The same universities are currently paying a considerable sum to publishers through libraries. By withdrawing some of this expense and reallocating it to internal publishing, then the university could cover these costs. In addition, the university gains kudos and recognition for its journals and the expertise and control is maintained within the university. If enough universities do this, each publishing four or more journals, then the university presses can begin to cover the range of expertise required.

This is, of course, happening at many universities, but it’s a piecemeal approach, often operating in the spare time of people with other jobs. One has only to look at the list of journals currently using OJS to see that it’s an approach that is growing. Universities may outsource the ‘­back-​­office’ functions to a p­ublisher like Ubiquity, while still maintaining control of the editorial function of the journals.

Frances Pinter of Knowledge Unlatched (n.d.) is seeking to create a library consortium to pay for the creation of open access publications (­how-­​­it-​­works/). This model takes a global view and reflects that libraries are currently purchasing material produced by academics from ­third-​­party publishers, so a redefinition of this approach would be for the libraries to allocate those funds directly to the publication of the content under an open access licence (which they or others then do not need to purchase).

In the US in particular there has also been a movement to create Open Textbooks, through initiatives such as OpenStax. These aim to create open access textbooks for core subjects such as statistics, and thus remove the considerable cost of buying text books for undergraduate students. Open textbooks overlap with OERs, so we will look at them in more detail in the next chapter.

This is not to suggest that any of these approaches is the ‘correct’ path to pursue but rather to illustrate possible models of open access publishing. What all these approaches have in common is that openness is central to their approach, it is not an attempt to (often begrudgingly) graft open access onto existing practices, with the aim of disturbing these as little as possible.


The intention of this chapter was not to provide a comprehensive account of open access publishing models, licences and economics, but rather to illustrate how open access demonstrates many of the key characteristics of the battle for open. The first of these characteristics is the considerable victory of the open access approach with it being mandated in several countries, and increasingly popular amongst academics. The second is that these changes are driven by the general principles of openness we saw in the previous chapter, such as the freedom to reuse digital, networked content, ethical arguments for openness and openness as an efficient model.

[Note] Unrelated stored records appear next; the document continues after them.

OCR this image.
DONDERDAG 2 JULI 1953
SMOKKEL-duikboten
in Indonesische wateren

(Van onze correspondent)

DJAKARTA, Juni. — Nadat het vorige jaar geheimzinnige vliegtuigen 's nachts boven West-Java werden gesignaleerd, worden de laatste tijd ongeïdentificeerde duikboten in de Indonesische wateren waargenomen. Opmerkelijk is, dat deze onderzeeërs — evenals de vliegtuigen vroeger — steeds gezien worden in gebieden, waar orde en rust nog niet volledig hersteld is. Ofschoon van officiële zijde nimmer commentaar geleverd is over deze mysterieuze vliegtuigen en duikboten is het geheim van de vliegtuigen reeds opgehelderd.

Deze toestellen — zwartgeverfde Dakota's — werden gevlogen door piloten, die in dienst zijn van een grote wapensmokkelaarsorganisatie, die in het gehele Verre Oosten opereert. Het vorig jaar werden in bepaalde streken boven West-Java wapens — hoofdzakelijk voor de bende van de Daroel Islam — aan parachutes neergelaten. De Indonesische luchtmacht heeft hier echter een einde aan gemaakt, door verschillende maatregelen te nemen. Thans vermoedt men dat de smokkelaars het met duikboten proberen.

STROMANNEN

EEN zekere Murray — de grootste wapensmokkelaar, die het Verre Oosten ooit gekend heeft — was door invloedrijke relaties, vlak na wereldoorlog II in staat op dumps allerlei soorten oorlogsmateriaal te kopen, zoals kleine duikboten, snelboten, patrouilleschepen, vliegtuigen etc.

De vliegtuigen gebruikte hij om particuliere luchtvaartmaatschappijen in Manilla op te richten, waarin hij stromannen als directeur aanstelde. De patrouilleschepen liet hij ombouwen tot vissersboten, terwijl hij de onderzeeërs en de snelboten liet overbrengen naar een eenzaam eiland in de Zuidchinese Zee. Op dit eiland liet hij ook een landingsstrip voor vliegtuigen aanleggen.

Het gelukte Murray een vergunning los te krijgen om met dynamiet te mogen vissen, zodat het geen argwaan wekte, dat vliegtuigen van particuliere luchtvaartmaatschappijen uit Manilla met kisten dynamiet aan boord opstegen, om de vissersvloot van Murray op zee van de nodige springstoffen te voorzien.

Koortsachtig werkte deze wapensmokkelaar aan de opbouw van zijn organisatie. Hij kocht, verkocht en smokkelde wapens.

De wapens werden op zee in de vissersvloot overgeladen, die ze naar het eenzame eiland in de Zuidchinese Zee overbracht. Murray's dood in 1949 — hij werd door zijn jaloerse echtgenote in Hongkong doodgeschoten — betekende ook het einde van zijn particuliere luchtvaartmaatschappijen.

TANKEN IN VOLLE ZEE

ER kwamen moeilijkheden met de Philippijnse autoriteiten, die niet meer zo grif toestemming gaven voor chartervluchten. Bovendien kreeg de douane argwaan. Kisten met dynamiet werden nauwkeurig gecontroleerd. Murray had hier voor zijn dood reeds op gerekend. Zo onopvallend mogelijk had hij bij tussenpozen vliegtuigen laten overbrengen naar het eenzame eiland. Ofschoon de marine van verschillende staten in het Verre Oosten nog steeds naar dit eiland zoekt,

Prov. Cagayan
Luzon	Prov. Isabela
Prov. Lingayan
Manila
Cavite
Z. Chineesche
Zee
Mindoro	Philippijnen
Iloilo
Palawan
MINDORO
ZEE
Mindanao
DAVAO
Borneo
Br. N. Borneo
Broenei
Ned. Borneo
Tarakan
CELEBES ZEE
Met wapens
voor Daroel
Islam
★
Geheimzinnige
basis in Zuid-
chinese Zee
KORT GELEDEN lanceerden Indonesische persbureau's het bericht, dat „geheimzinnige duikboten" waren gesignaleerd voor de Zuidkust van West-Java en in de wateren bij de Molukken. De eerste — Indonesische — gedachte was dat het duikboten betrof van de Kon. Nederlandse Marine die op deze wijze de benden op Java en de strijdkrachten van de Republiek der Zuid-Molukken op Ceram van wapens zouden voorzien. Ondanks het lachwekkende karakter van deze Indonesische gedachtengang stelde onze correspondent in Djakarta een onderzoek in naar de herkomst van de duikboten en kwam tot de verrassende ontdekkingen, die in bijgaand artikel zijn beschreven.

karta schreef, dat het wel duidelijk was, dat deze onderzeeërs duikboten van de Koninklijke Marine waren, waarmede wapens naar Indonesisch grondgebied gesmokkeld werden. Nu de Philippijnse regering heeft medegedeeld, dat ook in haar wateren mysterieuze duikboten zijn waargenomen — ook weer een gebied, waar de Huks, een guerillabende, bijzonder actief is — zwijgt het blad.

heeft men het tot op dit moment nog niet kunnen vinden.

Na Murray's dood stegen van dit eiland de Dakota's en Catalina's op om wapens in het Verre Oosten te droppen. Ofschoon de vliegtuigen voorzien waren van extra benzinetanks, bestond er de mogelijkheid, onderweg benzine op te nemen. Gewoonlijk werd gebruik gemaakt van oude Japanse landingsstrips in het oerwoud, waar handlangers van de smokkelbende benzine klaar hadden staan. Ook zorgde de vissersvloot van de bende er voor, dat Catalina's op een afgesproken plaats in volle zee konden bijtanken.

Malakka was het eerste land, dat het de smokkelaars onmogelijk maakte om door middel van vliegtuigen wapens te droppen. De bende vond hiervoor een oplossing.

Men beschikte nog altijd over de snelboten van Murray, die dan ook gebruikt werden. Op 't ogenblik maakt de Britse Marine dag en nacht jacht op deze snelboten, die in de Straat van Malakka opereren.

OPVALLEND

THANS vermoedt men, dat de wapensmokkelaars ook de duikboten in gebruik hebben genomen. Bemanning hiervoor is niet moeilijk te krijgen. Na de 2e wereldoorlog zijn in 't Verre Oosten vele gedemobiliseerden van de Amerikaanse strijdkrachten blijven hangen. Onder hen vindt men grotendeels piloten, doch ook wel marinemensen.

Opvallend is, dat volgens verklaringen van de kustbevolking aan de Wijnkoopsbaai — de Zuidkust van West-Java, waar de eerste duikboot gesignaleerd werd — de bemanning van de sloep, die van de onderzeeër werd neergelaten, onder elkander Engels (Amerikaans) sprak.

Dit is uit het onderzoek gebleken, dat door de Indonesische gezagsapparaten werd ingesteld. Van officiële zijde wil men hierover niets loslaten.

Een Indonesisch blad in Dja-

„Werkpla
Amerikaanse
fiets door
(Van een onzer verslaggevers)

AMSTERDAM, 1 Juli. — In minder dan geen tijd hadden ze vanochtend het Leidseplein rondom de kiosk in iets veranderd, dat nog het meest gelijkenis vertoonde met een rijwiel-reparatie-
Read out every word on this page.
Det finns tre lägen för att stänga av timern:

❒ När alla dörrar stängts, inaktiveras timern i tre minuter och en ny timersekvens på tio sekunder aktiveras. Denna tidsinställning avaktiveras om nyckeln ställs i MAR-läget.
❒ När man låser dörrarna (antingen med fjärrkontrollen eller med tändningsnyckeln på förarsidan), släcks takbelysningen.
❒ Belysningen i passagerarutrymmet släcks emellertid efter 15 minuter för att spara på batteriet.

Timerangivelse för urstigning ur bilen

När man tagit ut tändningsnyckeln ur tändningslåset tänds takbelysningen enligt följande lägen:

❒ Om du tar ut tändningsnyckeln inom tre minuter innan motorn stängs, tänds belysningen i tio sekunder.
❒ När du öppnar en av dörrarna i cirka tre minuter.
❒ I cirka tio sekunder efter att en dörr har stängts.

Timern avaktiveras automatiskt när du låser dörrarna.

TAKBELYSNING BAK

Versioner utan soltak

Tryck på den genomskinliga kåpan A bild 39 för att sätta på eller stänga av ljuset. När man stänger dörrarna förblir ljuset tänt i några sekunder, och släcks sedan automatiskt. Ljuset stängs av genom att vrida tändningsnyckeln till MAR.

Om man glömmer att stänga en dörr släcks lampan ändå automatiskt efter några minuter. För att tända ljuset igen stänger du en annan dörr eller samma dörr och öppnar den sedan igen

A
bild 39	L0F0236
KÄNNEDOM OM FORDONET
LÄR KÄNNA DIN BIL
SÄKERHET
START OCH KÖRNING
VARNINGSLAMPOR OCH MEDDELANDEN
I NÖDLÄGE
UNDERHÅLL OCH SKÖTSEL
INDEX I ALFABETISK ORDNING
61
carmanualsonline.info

The third characteristic is the downside of this victory, with new areas of tension and conflict, as represented by debates around the Gold OA route, embargoes for ­self-​­archiving, and predatory entrants into the market. Lastly, the importance of engagement and ownership of the process by academics is highlighted by the potential models that open practices offer.

In his book What Money Can’t Buy, Sandel (2012) explores the increasing market-​­based approach to much of society. His ­examples include paying homeless people to queue in line for others and a nursery that when it started charging fees for late collection of children, found that the late collections increased. Behaviours that had been ruled by social conventions became monetised and could be purchased. Sandel might well have added the changing nature of the relationship with academic ­publishers to his list. Once authors start paying publishers directly to ­publish, as is the case with Gold route, then as Sandel argues, this fundamentally changes the nature of the relationship. Academic ­publishing is a practice that is at the core of academic identity, and as such, this fundamental change in its nature illustrates the impact of ­openness, and the importance of engaging with its future direction.

If open access publishing is the most established area for open education, then open educational resources runs a close ­second and offers a comparative study of a movement being owned largely by universities themselves. This will be the focus of the next chapter.